Первой программу начала объяснять Зоя:
— Художник должен рисовать руками.
— Не ногами то есть, — пояснил мне Миша.
— Ага, — сказал я.
У окна стоял Валера Айзенберг, рассказ которого я прочитал накануне, и в рассказе этом упоминался художник-авангардист, закреплявший лист бумаги на солнце, а на лист этот клавший камни и, дождавшись, когда солнце прожарит лист и чуть изменит цвет бумаги, камни снимавший, и лист с невнятной, но, надо полагать, выразительной композицией выгоревших и нетронутых солнцем кусков бумаги, заправлявший в рамку. Короче, рисовал солнцем. Ну да, теперь понимаю, о чем.
— В израильском современном искусстве, — продолжала Зоя, — мы единственные, кто делает это. Мы восстанавливаем прямую связь между рисунком и реальностью, породившей рисунок.
Дальше уже заговорила Наташа:
— На самом деле, мы — плоть от плоти современного элитного искусства, но мы решились на вот такой жест — ушли от канонов бесфигуративного искусства, замкнутого на самом себе. Мы начали рисовать с натуры. Со стороны, может, и непонятно, что это такой эстетический изыск. Но понимающие искусство люди, — таких, конечно, немного, — это чувствуют. Это тоже элитное искусство, но на определенном, новом этапе.
Аня молчала.
Я спросил, как человек, не вовлеченный в этот изыск, отрефлектирован ли в их творчестве факт включенности того, что они делают, в массовое искусство. Ну, скажем, в эстетику рекламного рисунка. Это ведь во многом похоже, скажем, на стилистику шведской рекламной графики. И в Испании я такое видел. Да и потом, рисунки Матисса и Пикассо тиражируются уже и на майках, и на этикетках парфюма.
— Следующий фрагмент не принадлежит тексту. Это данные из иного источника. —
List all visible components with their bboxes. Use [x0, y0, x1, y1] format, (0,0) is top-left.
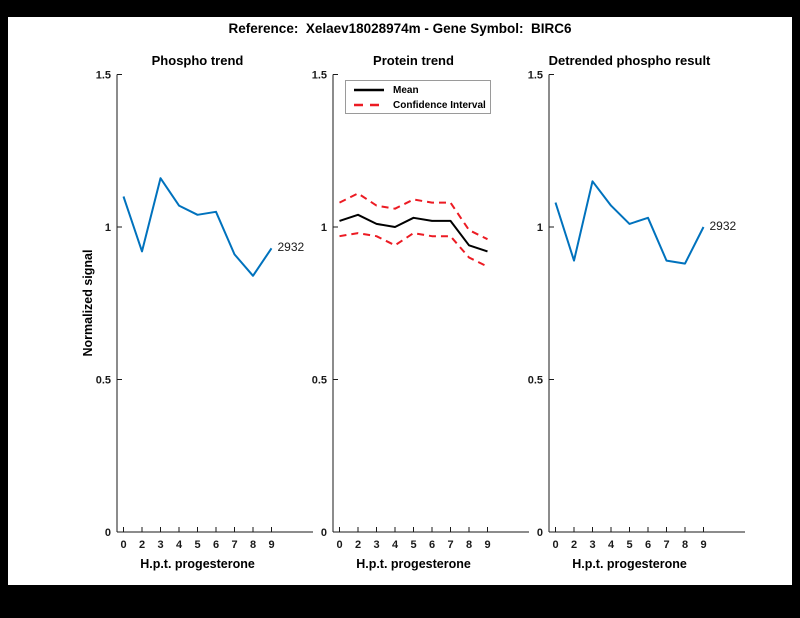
x-tick-label: 3 [589, 539, 595, 551]
y-tick-label: 0.5 [312, 375, 327, 387]
x-tick-label: 2 [571, 539, 577, 551]
subplot2-x-axis-label: H.p.t. progesterone [356, 557, 471, 571]
series-line-confidence-interval-lower [339, 232, 488, 268]
legend-item-mean: Mean [354, 82, 484, 98]
x-tick-label: 6 [645, 539, 651, 551]
subplot3-title: Detrended phospho result [548, 53, 711, 68]
trajectory-id-label-detrended: 2932 [709, 219, 737, 233]
confidence-interval-line-sample-icon [354, 103, 384, 107]
y-tick-label: 1.5 [528, 70, 543, 82]
series-line-2932 [554, 180, 705, 265]
legend-label-confidence-interval: Confidence Interval [393, 99, 486, 111]
x-tick-label: 4 [392, 539, 399, 551]
legend-box: Mean Confidence Interval [345, 80, 491, 114]
x-tick-label: 5 [626, 539, 632, 551]
subplot3-x-axis-label: H.p.t. progesterone [572, 557, 687, 571]
x-tick-label: 8 [682, 539, 688, 551]
x-tick-label: 6 [429, 539, 435, 551]
x-tick-label: 8 [250, 539, 256, 551]
y-tick-label: 0 [105, 527, 111, 539]
x-tick-label: 0 [336, 539, 342, 551]
y-tick-label: 1 [537, 222, 543, 234]
x-tick-label: 2 [355, 539, 361, 551]
x-tick-label: 0 [552, 539, 558, 551]
y-tick-label: 1.5 [312, 70, 327, 82]
series-line-2932 [122, 177, 273, 277]
x-tick-label: 9 [700, 539, 706, 551]
x-tick-label: 0 [120, 539, 126, 551]
y-tick-label: 0 [537, 527, 543, 539]
x-tick-label: 5 [194, 539, 200, 551]
matlab-figure: Reference: Xelaev18028974m - Gene Symbol… [8, 17, 792, 585]
legend-label-mean: Mean [393, 84, 419, 96]
legend-item-confidence-interval: Confidence Interval [354, 97, 486, 113]
x-tick-label: 6 [213, 539, 219, 551]
x-tick-label: 2 [139, 539, 145, 551]
mean-line-sample-icon [354, 88, 384, 92]
x-tick-label: 8 [466, 539, 472, 551]
trajectory-id-label-phospho: 2932 [277, 240, 305, 255]
y-tick-label: 0.5 [528, 375, 543, 387]
x-tick-label: 7 [447, 539, 453, 551]
plots-canvas: 00.511.50 2 3 4 5 6 7 8 900.511.50 2 3 4 5 6 7 8 900.511… [96, 70, 745, 551]
y-tick-label: 0 [321, 527, 327, 539]
x-tick-label: 3 [373, 539, 379, 551]
y-tick-label: 0.5 [96, 375, 111, 387]
x-tick-label: 5 [410, 539, 416, 551]
figure-title: Reference: Xelaev18028974m - Gene Symbol… [228, 21, 572, 36]
subplot1-title: Phospho trend [151, 53, 244, 68]
x-tick-label: 7 [663, 539, 669, 551]
subplot2-title: Protein trend [373, 53, 454, 68]
subplot1-x-axis-label: H.p.t. progesterone [140, 557, 255, 571]
x-tick-label: 7 [231, 539, 237, 551]
y-tick-label: 1 [321, 222, 327, 234]
x-tick-label: 3 [157, 539, 163, 551]
y-tick-label: 1 [105, 222, 111, 234]
x-tick-label: 4 [608, 539, 615, 551]
series-line-confidence-interval-upper [339, 192, 488, 241]
x-tick-label: 9 [484, 539, 490, 551]
y-tick-label: 1.5 [96, 70, 111, 82]
x-tick-label: 4 [176, 539, 183, 551]
x-tick-label: 9 [268, 539, 274, 551]
series-line-mean [339, 213, 488, 253]
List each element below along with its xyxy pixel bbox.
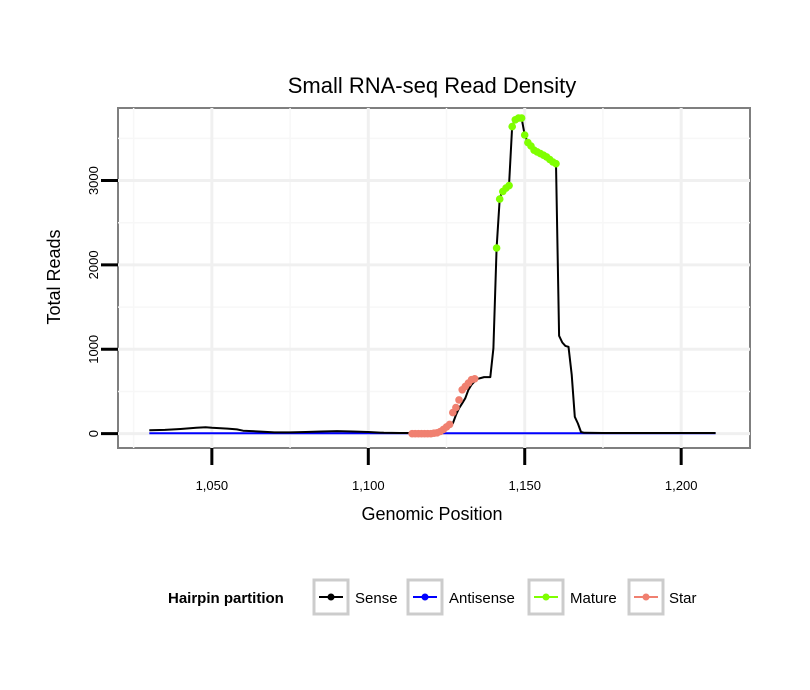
- legend-swatch-point-antisense: [421, 593, 429, 601]
- y-axis-title: Total Reads: [44, 229, 64, 324]
- series-layer: [149, 114, 716, 438]
- y-tick-label: 1000: [86, 335, 101, 364]
- data-point-mature: [492, 244, 501, 252]
- data-point-star: [470, 375, 479, 383]
- y-tick-label: 3000: [86, 166, 101, 195]
- data-point-mature: [508, 122, 516, 131]
- x-tick-label: 1,050: [196, 478, 229, 493]
- data-point-star: [452, 403, 460, 412]
- y-axis: 0 1000 2000 3000: [86, 166, 118, 437]
- x-tick-label: 1,100: [352, 478, 385, 493]
- legend-label-mature: Mature: [570, 590, 617, 607]
- legend-label-sense: Sense: [355, 590, 398, 607]
- x-axis-title: Genomic Position: [361, 504, 502, 524]
- legend: Hairpin partition Sense Antisense Mature St…: [168, 578, 697, 616]
- legend-title: Hairpin partition: [168, 590, 284, 607]
- grid-minor: [118, 108, 750, 448]
- legend-swatch-point-sense: [327, 593, 335, 601]
- legend-label-star: Star: [669, 590, 697, 607]
- series-line-sense: [149, 117, 716, 434]
- y-tick-label: 0: [86, 430, 101, 437]
- data-point-mature: [495, 195, 504, 203]
- legend-swatch-point-star: [642, 593, 650, 601]
- y-tick-label: 2000: [86, 250, 101, 279]
- data-point-mature: [552, 159, 560, 168]
- data-point-mature: [517, 114, 526, 122]
- legend-swatch-point-mature: [542, 593, 550, 601]
- chart-title: Small RNA-seq Read Density: [288, 73, 577, 98]
- legend-label-antisense: Antisense: [449, 590, 515, 607]
- x-tick-label: 1,150: [508, 478, 541, 493]
- data-point-mature: [505, 181, 513, 190]
- data-point-star: [455, 396, 463, 404]
- x-axis: 1,050 1,100 1,150 1,200: [196, 448, 698, 493]
- x-tick-label: 1,200: [665, 478, 698, 493]
- data-point-star: [445, 420, 454, 429]
- data-point-mature: [520, 131, 529, 139]
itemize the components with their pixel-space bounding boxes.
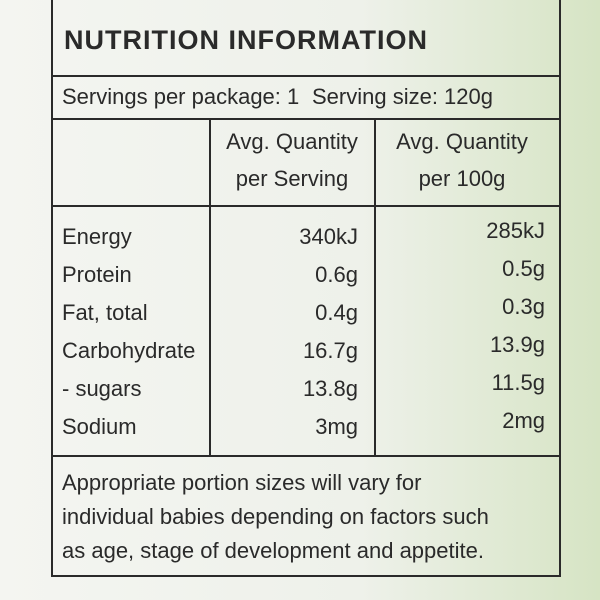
cell-value: 0.5g xyxy=(502,256,545,281)
column-header: per 100g xyxy=(419,166,506,191)
row-label: Carbohydrate xyxy=(62,338,195,363)
row-label: Fat, total xyxy=(62,300,148,325)
cell-value: 285kJ xyxy=(486,218,545,243)
cell-value: 0.4g xyxy=(315,300,358,325)
row-label: Protein xyxy=(62,262,132,287)
cell-value: 0.3g xyxy=(502,294,545,319)
footnote-line: individual babies depending on factors s… xyxy=(62,504,489,529)
footnote-line: Appropriate portion sizes will vary for xyxy=(62,470,421,495)
cell-value: 2mg xyxy=(502,408,545,433)
row-label: - sugars xyxy=(62,376,141,401)
footnote-line: as age, stage of development and appetit… xyxy=(62,538,484,563)
row-label: Energy xyxy=(62,224,132,249)
column-header: per Serving xyxy=(236,166,349,191)
frame xyxy=(51,0,561,577)
column-header: Avg. Quantity xyxy=(396,129,528,154)
cell-value: 0.6g xyxy=(315,262,358,287)
cell-value: 16.7g xyxy=(303,338,358,363)
serving-size: Serving size: 120g xyxy=(312,84,493,109)
cell-value: 13.8g xyxy=(303,376,358,401)
servings-per-package: Servings per package: 1 xyxy=(62,84,299,109)
cell-value: 13.9g xyxy=(490,332,545,357)
table: Avg. Quantity per Serving Avg. Quantity per… xyxy=(62,129,545,563)
title: NUTRITION INFORMATION xyxy=(64,25,428,55)
cell-value: 11.5g xyxy=(492,370,545,395)
cell-value: 3mg xyxy=(315,414,358,439)
column-header: Avg. Quantity xyxy=(226,129,358,154)
cell-value: 340kJ xyxy=(299,224,358,249)
row-label: Sodium xyxy=(62,414,137,439)
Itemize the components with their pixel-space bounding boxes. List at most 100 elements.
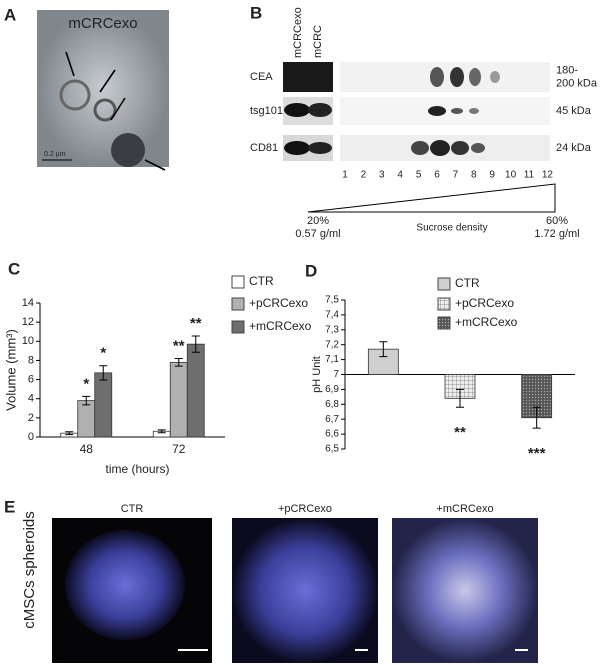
y-tick-label: 6,8 — [325, 399, 339, 410]
y-tick-label: 2 — [28, 412, 34, 424]
density-low-value: 0.57 g/ml — [295, 228, 340, 240]
y-tick-label: 7,4 — [325, 310, 339, 321]
significance: * — [100, 345, 106, 362]
protein-label: tsg101 — [250, 105, 283, 117]
micrographs — [52, 518, 538, 663]
fraction-label: 2 — [361, 170, 367, 181]
fraction-label: 1 — [342, 170, 348, 181]
x-tick-label: 48 — [80, 442, 94, 456]
fraction-label: 5 — [416, 170, 422, 181]
y-tick-label: 0 — [28, 431, 34, 443]
error-bar — [157, 429, 166, 434]
image-title: mCRCexo — [68, 15, 137, 32]
legend-swatch — [437, 277, 451, 291]
size-label: 180- — [556, 64, 578, 76]
y-tick-label: 6 — [28, 373, 34, 385]
y-tick-label: 14 — [22, 297, 34, 309]
error-bar — [82, 395, 91, 406]
legend-label: CTR — [249, 274, 274, 288]
y-tick-label: 7,2 — [325, 339, 339, 350]
legend-swatch — [437, 316, 451, 330]
y-tick-label: 4 — [28, 393, 34, 405]
fraction-label: 12 — [542, 170, 554, 181]
fraction-label: 3 — [379, 170, 385, 181]
y-tick-label: 7 — [333, 369, 339, 380]
bar — [186, 343, 205, 438]
significance: ** — [173, 337, 185, 354]
y-tick-label: 7,5 — [325, 295, 339, 306]
arrows — [65, 51, 166, 171]
error-bar — [191, 335, 200, 353]
y-tick-label: 6,6 — [325, 429, 339, 440]
legend-swatch — [437, 297, 451, 311]
density-triangle — [307, 183, 556, 213]
error-bar — [532, 406, 541, 429]
bar — [77, 400, 96, 438]
density-axis-label: Sucrose density — [416, 223, 487, 234]
legend-label: CTR — [455, 276, 480, 290]
y-tick-label: 7,1 — [325, 354, 339, 365]
error-bar — [456, 388, 464, 408]
vesicle — [93, 98, 117, 122]
error-bar — [174, 358, 183, 367]
significance: * — [83, 375, 89, 392]
legend-label: +mCRCexo — [455, 315, 518, 329]
legend-label: +pCRCexo — [455, 296, 514, 310]
image-title: +mCRCexo — [436, 503, 493, 515]
blots — [283, 62, 550, 161]
panel-label: A — [4, 5, 16, 24]
y-axis-label: pH Unit — [311, 356, 323, 393]
significance: *** — [528, 445, 546, 462]
legend-swatch — [231, 297, 245, 311]
protein-label: CD81 — [250, 142, 278, 154]
y-tick-label: 6,5 — [325, 444, 339, 455]
fraction-label: 9 — [489, 170, 495, 181]
size-label: 24 kDa — [556, 142, 592, 154]
bar — [94, 372, 113, 438]
panel-label: D — [305, 261, 317, 280]
vesicle — [59, 79, 91, 111]
significance: ** — [454, 424, 466, 441]
fraction-label: 7 — [453, 170, 459, 181]
size-label: 200 kDa — [556, 77, 598, 89]
y-tick-label: 8 — [28, 354, 34, 366]
image-title: +pCRCexo — [278, 503, 332, 515]
error-bar — [379, 341, 388, 358]
legend-swatch — [231, 320, 245, 334]
y-tick-label: 7,3 — [325, 324, 339, 335]
fraction-label: 11 — [524, 170, 535, 181]
scale-label: 0.2 µm — [44, 151, 66, 158]
y-tick-label: 12 — [22, 316, 34, 328]
size-label: 45 kDa — [556, 105, 592, 117]
panel-label: B — [250, 3, 262, 22]
legend-label: +mCRCexo — [249, 319, 312, 333]
y-tick-label: 6,7 — [325, 414, 339, 425]
bar — [169, 361, 188, 438]
fraction-label: 4 — [397, 170, 403, 181]
y-tick-label: 6,9 — [325, 384, 339, 395]
density-high: 60% — [546, 215, 568, 227]
legend-swatch — [231, 275, 245, 289]
x-axis-label: time (hours) — [105, 462, 169, 476]
image-title: CTR — [121, 503, 144, 515]
significance: ** — [190, 315, 202, 332]
panel-label: C — [8, 259, 20, 278]
protein-label: CEA — [250, 71, 273, 83]
legend-label: +pCRCexo — [249, 296, 308, 310]
density-high-value: 1.72 g/ml — [534, 228, 579, 240]
panel-label: E — [4, 497, 15, 516]
lane-label: mCRC — [312, 25, 324, 58]
y-axis-label: Volume (mm³) — [3, 329, 18, 411]
fraction-label: 8 — [471, 170, 477, 181]
side-label: cMSCs spheroids — [21, 511, 38, 629]
error-bar — [99, 365, 108, 381]
vesicle — [111, 133, 145, 167]
lane-label: mCRCexo — [292, 7, 304, 58]
y-tick-label: 10 — [22, 335, 34, 347]
x-tick-label: 72 — [172, 442, 186, 456]
fraction-label: 6 — [434, 170, 440, 181]
density-low: 20% — [307, 215, 329, 227]
fraction-label: 10 — [505, 170, 517, 181]
error-bar — [65, 431, 74, 436]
Тут, услышав слово «массовое», за девушек вступился Айзенберг:
— Массовое бывает массовое и массовое. И что ты понимаешь под массовым искусством?
— Ну, Уорхолл — это массовое искусство или нет? Ведь делалось как эстетический жест, а стало стилем рекламы.
И тут голос подала, наконец, Аня:
— Да, — сказала она кратко, — у нас эта художественная рефлексия присутствует.
— Ну и ладушки, — сказал я и попытался успокоить Айзенберга, кинувшегося оборонять от меня высокое искусство барышень. — Я, Валера, ничего против не имею. Просто мне сказали, группа, значит, там есть какая-то своя эстетическая программа. Как иначе, если разные люди договариваются работать как один человек. О чем-то ведь они договариваются? Даже если не говорят про это. Вот я и пытаюсь понять, о чем. Я ведь не против.